School Relationships: Students are generally formal with their teachers, addressing them by title such as “Teacher.”
Extracurricular Activities: Extracurricular activities can be found through private or public clubs or community centers and there are a limited number of schools that provide such activities. Parents are supportive of these activities and some get actively involved. Sports, arts, music are most common clubs for the students to join.
School Rules and Attire: Most schools do not allow cell phone usage at all, some schools only forbid cellphones in class, but it is OK to use it outside of the classroom. Each school has its own uniform, which is usually a shirt and jeans/pants.

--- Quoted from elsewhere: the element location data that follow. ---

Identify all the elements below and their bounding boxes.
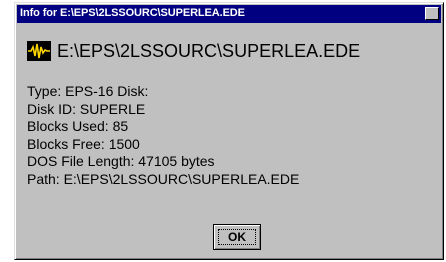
file-path-heading: E:\EPS\2LSSOURC\SUPERLEA.EDE — [57, 40, 361, 61]
path-text: Path: E:\EPS\2LSSOURC\SUPERLEA.EDE — [27, 170, 300, 187]
file-info-list: Type: EPS-16 Disk: Disk ID: SUPERLE Bloc… — [27, 83, 299, 188]
file-header: E:\EPS\2LSSOURC\SUPERLEA.EDE — [27, 39, 360, 63]
waveform-icon — [27, 41, 51, 61]
disk-id-text: Disk ID: SUPERLE — [27, 100, 146, 117]
ok-button[interactable]: OK — [213, 224, 261, 250]
title-bar[interactable]: Info for E:\EPS\2LSSOURC\SUPERLEA.EDE — [17, 5, 441, 23]
focus-rectangle — [218, 229, 256, 245]
window-title: Info for E:\EPS\2LSSOURC\SUPERLEA.EDE — [20, 7, 245, 19]
blocks-free-text: Blocks Free: 1500 — [27, 135, 140, 152]
dos-file-length-text: DOS File Length: 47105 bytes — [27, 153, 215, 169]
info-dialog: Info for E:\EPS\2LSSOURC\SUPERLEA.EDE E:… — [14, 2, 444, 260]
dialog-body: E:\EPS\2LSSOURC\SUPERLEA.EDE Type: EPS-1… — [23, 29, 437, 259]
close-button[interactable] — [425, 7, 439, 20]
type-text: Type: EPS-16 Disk: — [27, 83, 149, 99]
blocks-used-text: Blocks Used: 85 — [27, 118, 129, 134]
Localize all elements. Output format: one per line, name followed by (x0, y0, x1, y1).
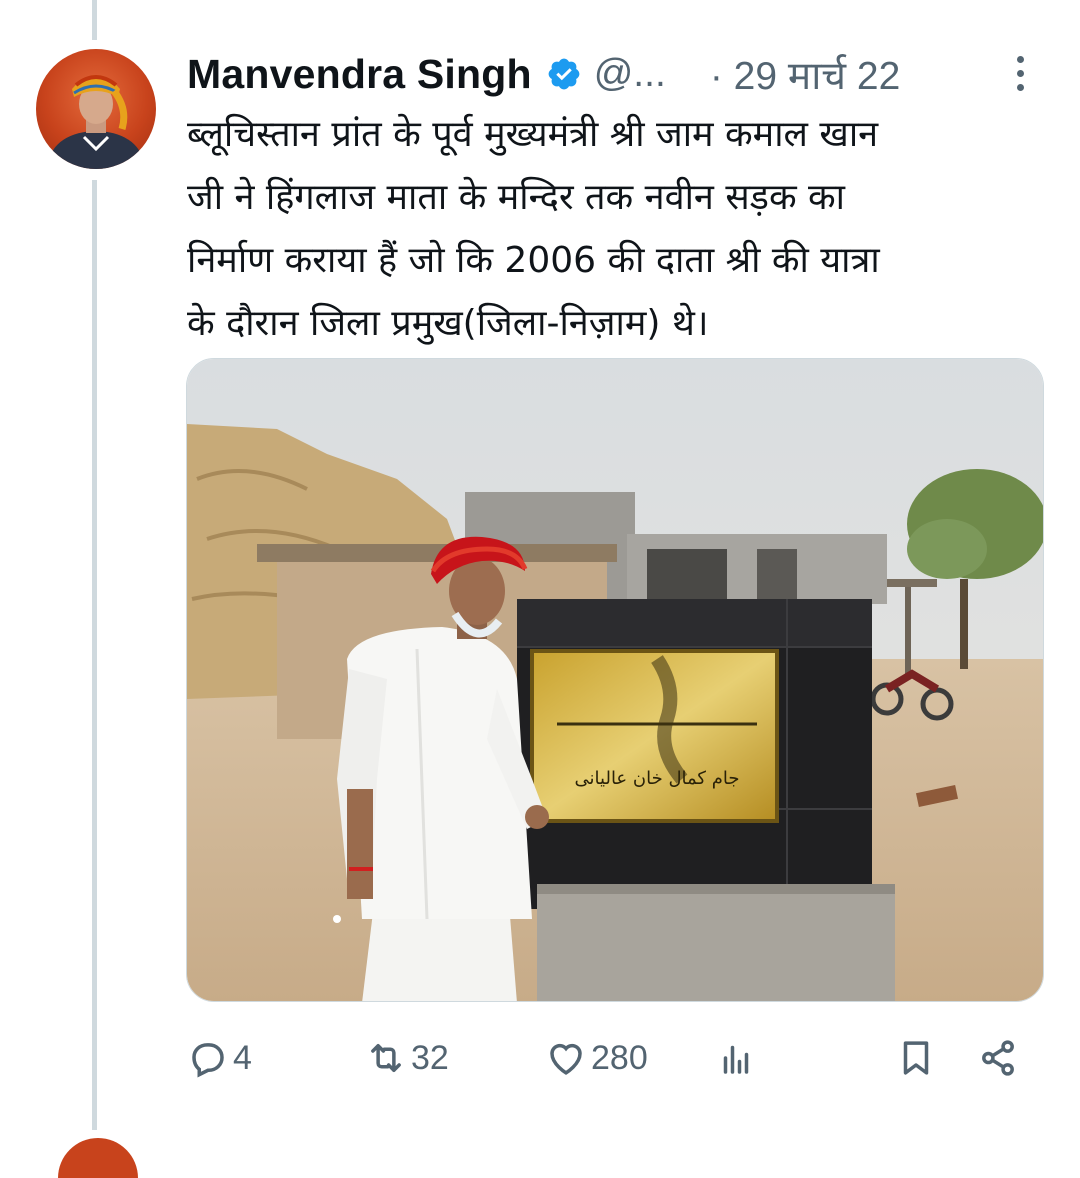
share-button[interactable] (977, 1030, 1019, 1086)
thread-connector (92, 180, 97, 1130)
tweet-text-line: के दौरान जिला प्रमुख(जिला-निज़ाम) थे। (187, 303, 709, 344)
avatar-portrait (50, 75, 142, 169)
more-options-icon[interactable] (1013, 56, 1027, 96)
plaque-text: جام کمال خان عالیانی (575, 768, 740, 789)
like-count: 280 (591, 1038, 648, 1077)
tweet-text-line: ब्लूचिस्तान प्रांत के पूर्व मुख्यमंत्री … (187, 114, 879, 155)
bookmark-icon (895, 1037, 937, 1079)
reply-button[interactable]: 4 (187, 1030, 252, 1086)
next-tweet-avatar[interactable] (58, 1138, 138, 1178)
heart-icon (545, 1037, 587, 1079)
avatar[interactable] (36, 49, 156, 169)
share-icon (977, 1037, 1019, 1079)
retweet-icon (365, 1037, 407, 1079)
retweet-button[interactable]: 32 (365, 1030, 449, 1086)
bookmark-button[interactable] (895, 1030, 937, 1086)
retweet-count: 32 (411, 1038, 449, 1077)
author-handle[interactable]: @... (594, 52, 666, 96)
tweet-date[interactable]: · 29 मार्च 22 (710, 48, 900, 101)
tweet-text-line: जी ने हिंगलाज माता के मन्दिर तक नवीन सड़… (187, 177, 846, 218)
tweet-photo[interactable]: جام کمال خان عالیانی (186, 358, 1044, 1002)
tweet-actions: 4 32 280 (187, 1030, 1047, 1086)
tweet-text: ब्लूचिस्तान प्रांत के पूर्व मुख्यमंत्री … (187, 103, 1047, 355)
thread-connector-top (92, 0, 97, 40)
tweet-text-line: निर्माण कराया हैं जो कि 2006 की दाता श्र… (187, 240, 880, 281)
reply-icon (187, 1037, 229, 1079)
views-button[interactable] (715, 1030, 757, 1086)
reply-count: 4 (233, 1038, 252, 1077)
tweet-header: Manvendra Singh @... · 29 मार्च 22 (187, 48, 1047, 100)
author-display-name[interactable]: Manvendra Singh (187, 51, 532, 98)
verified-badge-icon (546, 56, 582, 92)
views-chart-icon (715, 1037, 757, 1079)
like-button[interactable]: 280 (545, 1030, 648, 1086)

Each school decides on the color of the shirt and whether to include a school logo or not.
Returning from Exchange: Arab-Israeli students spend July and August upon their return studying to catch up with the material they missed during their stay in the U.S. and many of them get tutoring to apply for matriculations into grade 11 and 12.
Mixed Gender Socializing: It is perfectly acceptable for Arab-Israeli teens to have friends of the opposite sex and to socialize with them individually.

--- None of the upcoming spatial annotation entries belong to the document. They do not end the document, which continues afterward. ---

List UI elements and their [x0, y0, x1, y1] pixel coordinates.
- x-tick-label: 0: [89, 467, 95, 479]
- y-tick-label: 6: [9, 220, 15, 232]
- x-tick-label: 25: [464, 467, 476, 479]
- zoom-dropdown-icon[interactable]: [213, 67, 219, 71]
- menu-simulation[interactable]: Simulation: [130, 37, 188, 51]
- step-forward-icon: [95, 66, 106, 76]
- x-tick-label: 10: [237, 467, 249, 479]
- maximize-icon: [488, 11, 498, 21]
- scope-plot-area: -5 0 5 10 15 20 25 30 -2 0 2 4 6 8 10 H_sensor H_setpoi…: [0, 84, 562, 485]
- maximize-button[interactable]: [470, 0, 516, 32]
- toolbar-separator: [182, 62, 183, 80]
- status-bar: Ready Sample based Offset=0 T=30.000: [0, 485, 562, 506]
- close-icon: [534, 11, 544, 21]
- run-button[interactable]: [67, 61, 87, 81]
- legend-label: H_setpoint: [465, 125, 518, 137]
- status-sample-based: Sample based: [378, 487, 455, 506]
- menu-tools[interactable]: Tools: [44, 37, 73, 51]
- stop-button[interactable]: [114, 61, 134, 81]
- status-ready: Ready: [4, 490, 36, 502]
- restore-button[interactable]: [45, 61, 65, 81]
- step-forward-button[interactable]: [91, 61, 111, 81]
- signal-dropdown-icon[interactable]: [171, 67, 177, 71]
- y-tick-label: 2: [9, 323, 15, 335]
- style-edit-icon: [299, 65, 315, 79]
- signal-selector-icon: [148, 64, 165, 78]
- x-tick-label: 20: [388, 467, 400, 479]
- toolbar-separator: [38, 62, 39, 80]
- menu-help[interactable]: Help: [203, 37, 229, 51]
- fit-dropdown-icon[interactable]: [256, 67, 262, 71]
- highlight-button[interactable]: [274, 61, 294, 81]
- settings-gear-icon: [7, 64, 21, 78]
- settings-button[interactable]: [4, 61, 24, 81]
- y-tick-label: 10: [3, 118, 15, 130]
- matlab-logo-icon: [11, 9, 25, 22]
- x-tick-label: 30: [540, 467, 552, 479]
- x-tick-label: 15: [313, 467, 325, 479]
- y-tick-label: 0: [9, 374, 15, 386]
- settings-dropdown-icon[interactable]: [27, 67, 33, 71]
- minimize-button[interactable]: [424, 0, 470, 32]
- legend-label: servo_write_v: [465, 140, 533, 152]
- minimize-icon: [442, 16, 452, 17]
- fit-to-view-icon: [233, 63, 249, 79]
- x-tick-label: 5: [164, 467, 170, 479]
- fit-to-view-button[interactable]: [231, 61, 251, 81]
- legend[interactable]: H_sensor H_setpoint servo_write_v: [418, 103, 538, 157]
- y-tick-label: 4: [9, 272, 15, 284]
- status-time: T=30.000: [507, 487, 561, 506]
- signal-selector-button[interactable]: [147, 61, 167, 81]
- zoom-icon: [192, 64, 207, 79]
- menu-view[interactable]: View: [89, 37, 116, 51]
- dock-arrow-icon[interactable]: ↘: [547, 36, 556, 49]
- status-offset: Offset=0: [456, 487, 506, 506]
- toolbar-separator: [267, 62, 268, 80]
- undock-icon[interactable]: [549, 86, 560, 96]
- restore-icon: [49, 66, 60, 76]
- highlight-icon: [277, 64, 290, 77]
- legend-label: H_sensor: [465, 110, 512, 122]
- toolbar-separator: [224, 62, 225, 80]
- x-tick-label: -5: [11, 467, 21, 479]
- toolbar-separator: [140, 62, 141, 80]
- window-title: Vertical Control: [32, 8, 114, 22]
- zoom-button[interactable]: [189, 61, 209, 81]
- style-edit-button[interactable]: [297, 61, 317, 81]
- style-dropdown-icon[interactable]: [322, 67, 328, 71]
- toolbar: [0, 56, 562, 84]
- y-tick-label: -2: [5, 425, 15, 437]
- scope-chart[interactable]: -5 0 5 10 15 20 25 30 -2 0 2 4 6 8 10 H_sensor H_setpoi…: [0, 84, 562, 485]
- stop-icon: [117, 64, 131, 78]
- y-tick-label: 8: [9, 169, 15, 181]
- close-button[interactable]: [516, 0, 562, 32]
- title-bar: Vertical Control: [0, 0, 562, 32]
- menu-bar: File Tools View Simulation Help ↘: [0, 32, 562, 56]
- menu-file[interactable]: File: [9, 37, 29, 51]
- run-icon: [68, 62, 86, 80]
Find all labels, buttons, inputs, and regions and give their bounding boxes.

Friendships: Arab-Israeli teens make friends through school and the community. Teenagers can have many friends, but typically have one or two close friends with whom they spend most of their time. It is uncommon for Arab-Israeli teenagers to share money with each other.
Eye Contact: Eye contact is important in Arab culture in Israel as a sign of respect for those with whom you speak. Teenagers are expected to make eye contact with adults.

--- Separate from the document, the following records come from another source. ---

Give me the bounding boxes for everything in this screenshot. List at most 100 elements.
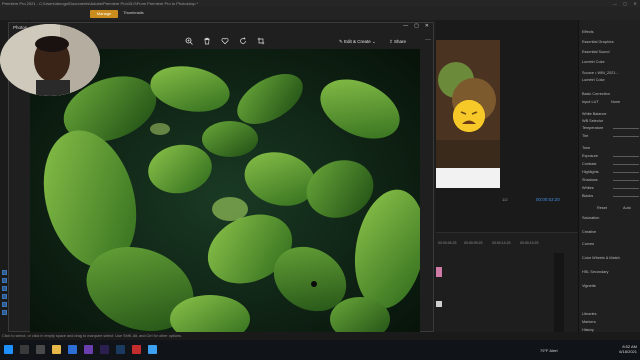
essential-sound-tab[interactable]: Essential Sound [582,50,609,54]
fit-selector[interactable]: 1/2 [502,197,508,202]
project-item-icon[interactable] [2,286,7,291]
basil-plant-image [30,49,420,345]
edge-icon[interactable] [68,345,77,354]
ruler-label: 00:00:14:23 [492,241,511,245]
file-explorer-icon[interactable] [52,345,61,354]
lumetri-color-tab[interactable]: Lumetri Color [582,60,605,64]
exposure-slider[interactable] [613,156,639,157]
basil-photo[interactable] [30,49,420,345]
curves-section[interactable]: Curves [582,242,594,246]
blacks-label: Blacks [582,194,594,198]
blacks-slider[interactable] [613,196,639,197]
share-button[interactable]: ⇪ Share [389,39,406,45]
windows-taskbar: 79°F Alert 8:52 AM 6/18/2021 [0,340,640,360]
more-options-button[interactable]: ··· [425,37,431,43]
system-clock[interactable]: 8:52 AM 6/18/2021 [619,344,637,354]
project-item-icon[interactable] [2,278,7,283]
shadows-slider[interactable] [613,180,639,181]
heart-icon[interactable] [221,37,229,45]
photos-minimize-button[interactable]: — [403,23,408,29]
app-icon[interactable] [84,345,93,354]
timeline-ruler[interactable]: 00:00:04:23 00:00:09:23 00:00:14:23 00:0… [436,239,578,247]
weather-label: Alert [549,348,558,353]
premiere-titlebar: Premiere Pro 2021 - C:\Users\dmogo\Docum… [0,0,640,7]
premiere-pro-icon[interactable] [100,345,109,354]
wb-selector-label: WB Selector [582,119,604,123]
highlights-slider[interactable] [613,172,639,173]
trash-icon[interactable] [203,37,211,45]
tint-label: Tint [582,134,589,138]
highlights-label: Highlights [582,170,599,174]
photos-close-button[interactable]: ✕ [425,23,429,29]
color-wheels-section[interactable]: Color Wheels & Match [582,256,620,260]
essential-graphics-tab[interactable]: Essential Graphics [582,40,614,44]
timeline-panel: 00:00:04:23 00:00:09:23 00:00:14:23 00:0… [436,232,578,333]
lumetri-panel: Effects Essential Graphics Essential Sou… [578,20,640,332]
project-item-icon[interactable] [2,310,7,315]
ruler-label: 00:00:09:23 [464,241,483,245]
vignette-section[interactable]: Vignette [582,284,596,288]
thumbnails-tab[interactable]: Thumbnails [123,10,144,15]
photos-maximize-button[interactable]: ▢ [414,23,419,29]
creative-section[interactable]: Creative [582,230,596,234]
manage-tab[interactable]: Manage [90,10,118,18]
reset-button[interactable]: Reset [597,206,607,210]
audio-meter [554,253,564,333]
edit-create-label: Edit & Create [344,39,371,44]
hsl-secondary-section[interactable]: HSL Secondary [582,270,608,274]
clock-date: 6/18/2021 [619,349,637,354]
markers-tab[interactable]: Markers [582,320,596,324]
zoom-in-icon[interactable] [185,37,193,45]
start-icon[interactable] [4,345,13,354]
temperature-label: Temperature [582,126,604,130]
project-item-icon[interactable] [2,302,7,307]
timeline-clip[interactable] [436,267,442,277]
weather-widget[interactable]: 79°F Alert [540,348,558,353]
rotate-icon[interactable] [239,37,247,45]
timeline-clip[interactable] [436,301,442,307]
photos-window-controls: — ▢ ✕ [403,23,429,29]
crop-icon[interactable] [257,37,265,45]
shadows-label: Shadows [582,178,598,182]
task-view-icon[interactable] [36,345,45,354]
temperature-slider[interactable] [613,128,639,129]
weather-temp: 79°F [540,348,549,353]
whites-label: Whites [582,186,594,190]
project-item-icon[interactable] [2,270,7,275]
webcam-person-image [0,24,100,96]
status-bar: Click to select, or click in empty space… [0,332,640,340]
media-app-icon[interactable] [132,345,141,354]
program-timecode[interactable]: 00:00:53:20 [536,197,560,202]
webcam-overlay [0,24,100,96]
premiere-title: Premiere Pro 2021 - C:\Users\dmogo\Docum… [2,1,199,6]
tone-header: Tone [582,146,591,150]
input-lut-select[interactable]: None [611,100,620,104]
contrast-slider[interactable] [613,164,639,165]
source-selector[interactable]: Source • WIN_2021... [582,71,619,75]
ruler-label: 00:00:19:23 [520,241,539,245]
libraries-tab[interactable]: Libraries [582,312,597,316]
saturation-label: Saturation [582,216,600,220]
effect-selector[interactable]: Lumetri Color [582,78,605,82]
contrast-label: Contrast [582,162,597,166]
input-lut-label: Input LUT [582,100,599,104]
close-button[interactable]: ✕ [630,1,640,6]
ruler-label: 00:00:04:23 [438,241,457,245]
minimize-button[interactable]: — [610,1,620,6]
whites-slider[interactable] [613,188,639,189]
maximize-button[interactable]: ▢ [620,1,630,6]
search-icon[interactable] [20,345,29,354]
share-label: Share [394,39,407,44]
weary-face-emoji [453,100,485,132]
edit-create-button[interactable]: ✎ Edit & Create ⌄ [339,39,376,45]
tint-slider[interactable] [613,136,639,137]
effects-tab[interactable]: Effects [582,30,594,34]
photos-app-icon[interactable] [148,345,157,354]
chevron-down-icon: ⌄ [370,39,376,44]
photoshop-icon[interactable] [116,345,125,354]
basic-correction-header[interactable]: Basic Correction [582,92,610,96]
auto-button[interactable]: Auto [623,206,631,210]
program-monitor: 1/2 00:00:53:20 [436,20,578,232]
project-item-icon[interactable] [2,294,7,299]
white-balance-header: White Balance [582,112,607,116]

Religion: Attending religious services for Muslims is an individual activity and for Christians it is more of a family event. Muslims fast during Ramadan, and mothers will prepare large meals for the breaking of the fast, Iftar, at sunset that includes salads, soup, and a main dish. Sometimes families are invited to homes of other families for the Iftar. Eid al-Fitr is a time of family gatherings, big meals, visits with relatives, and the purchase of new clothes for the holiday.
Holidays: Muslim Holidays are: Ramadan, Eid al-Fitr, Eid al-Adha; Christian Holidays include Christmas and Easter.
Guest Culture: Guests in Israel are not asked if they would like to drink or eat anything, it is impolite to do so. Drinks and snacks/food are automatically provided to the guest. If the guest does not want to eat or drink it is not considered rude to decline. If the guest declines the offer it is OK to try and ask them again to drink or eat something.
Lunch and Diets: In general food portions are large and it is very common to eat leftover meals. Students are accustomed to a hot meal at home and a packed cold lunch at school. Packing lunch depends on the home; some parents pack lunch for their teenagers, in other homes teenagers pack for themselves.
Arab-Israeli teenagers generally take a quick shower once a day, and sometimes twice if they are involved in physical activities. Teenagers are expected to keep their bathrooms clean and dry after using them (towels are hung up, and hygiene products are put away). Most teenagers have one towel in their bathroom to use to dry their body and maybe a separate towel to dry their hair or face. It is generally thought to be unclean to wear the same clothes two days in a row or to wear them twice without washing them.